Section: New Results

Experimenting with Clouds


Participants : Martin Quinson, Loic Guegan, Toufik Boubehziz, The Anh Pham.

We propose to combine two complementary experimental approaches: direct execution on testbeds such as Grid'5000, that are eminently believable but rather labor intensive, and simulations (using e.g. SimGrid) that are much more light-weighted, but requires are careful assessment. One specificity of the Myriads team is that we are working on these experimental methodologies per se, raising the standards of good experiments in our community. The Grid'5000 operational team is embedded in our research team, ensuring that our work remains aligned with the ground reality.

In 2017, our work was mostly centered on letting SimGrid become a de facto standard for the simulation of distributed platforms. We introduced a new programming interface, particularly adapted to the study of abstract algorithms. Beyond the engineering task, this requires to carefully capture the concepts that are important to the practitioners on distributed systems.

SimGrid is not limited to abstract algorithms, and can also be used to simulate real applications. This year, we published a journal article on the many challenges to overcome when designing a simulator of high performance systems. This work was published in the TPDS journal [20].

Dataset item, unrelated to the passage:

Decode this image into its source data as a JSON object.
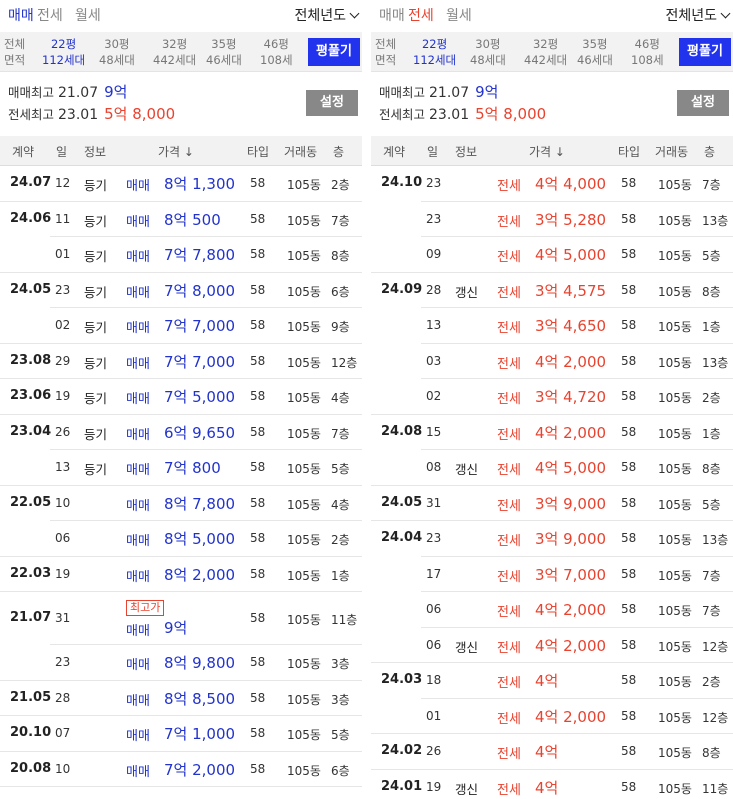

On the modeling side, our team worked this year toward the improvement of energy models, both for computational facilities and for the network. Despite the scarce availability of real testbeds that allow fine-grained energy measurements, we managed to provide a generic energy consumption model, published in [35], [43].

Finally, we restarted our efforts toward the formal verification of distributed systems. The model-checker that is integrated within SimGrid is already functional ([44]), but more work is necessary to make it efficient. We even found cases for which our reduction algorithm may miss defects in the verified system. This work will certainly motivate much more work in the future years.

Use cases

Participants : Christine Morin, Nikos Parlavantzas, Deborah Agarwal, Manh Linh Pham.

Simulation framework for studying between-herd pathogen spread in a region

In the context of the MIHMES project (2012-2017) and in collaboration with INRA researchers, we transformed a legacy application for simulating the spread of bovine viral diarrhea virus (BVDV) to a cloud-enabled application based on the DiFFuSE framework (Distributed framework for cloud-based epidemic simulations). Specifically, the original sequential code was first modified to add single-computer parallelism using OpenMP. We then decomposed the code into separate services that were deployed across multiple clouds and independently scaled. Using this service-based cloud-enabled simulation, we performed a set of experiments that demonstrated that applying DiFFuSE increases performance, allows exploring different cost-performance trade-offs, automatically handles failures, and supports elastic allocation of resources from multiple clouds [45].

FluxNet and AmeriFlux Data Analysis

The carbon flux datasets from AmeriFlux (Americas) and FLUXNET (global) are comprised of long-term time series data and other measurements at each tower site. There are over 800 flux towers around the world collecting this data. The non-time series measurements include information critical to performing analysis on the site's data. Examples include: canopy height, species distribution, soil properties, leaf area, instrument heights, etc. These measurements are reported as a variable group where the value plus information such as method of measurement and other information are reported together. Each variable group has a different number and type of parameters that are reported. The current output format is a normalized file. Users have found this file difficult to use.

Our earlier work in the DALHIS Inria associate team focused on building user interfaces to specify the data. This year we jointly worked on developing a Jupyter Notebook that would serve as a tool for users to read in and explore the data in a personalized tutorial type environment. We developed two notebooks and the next step is to start user testing on the notebooks.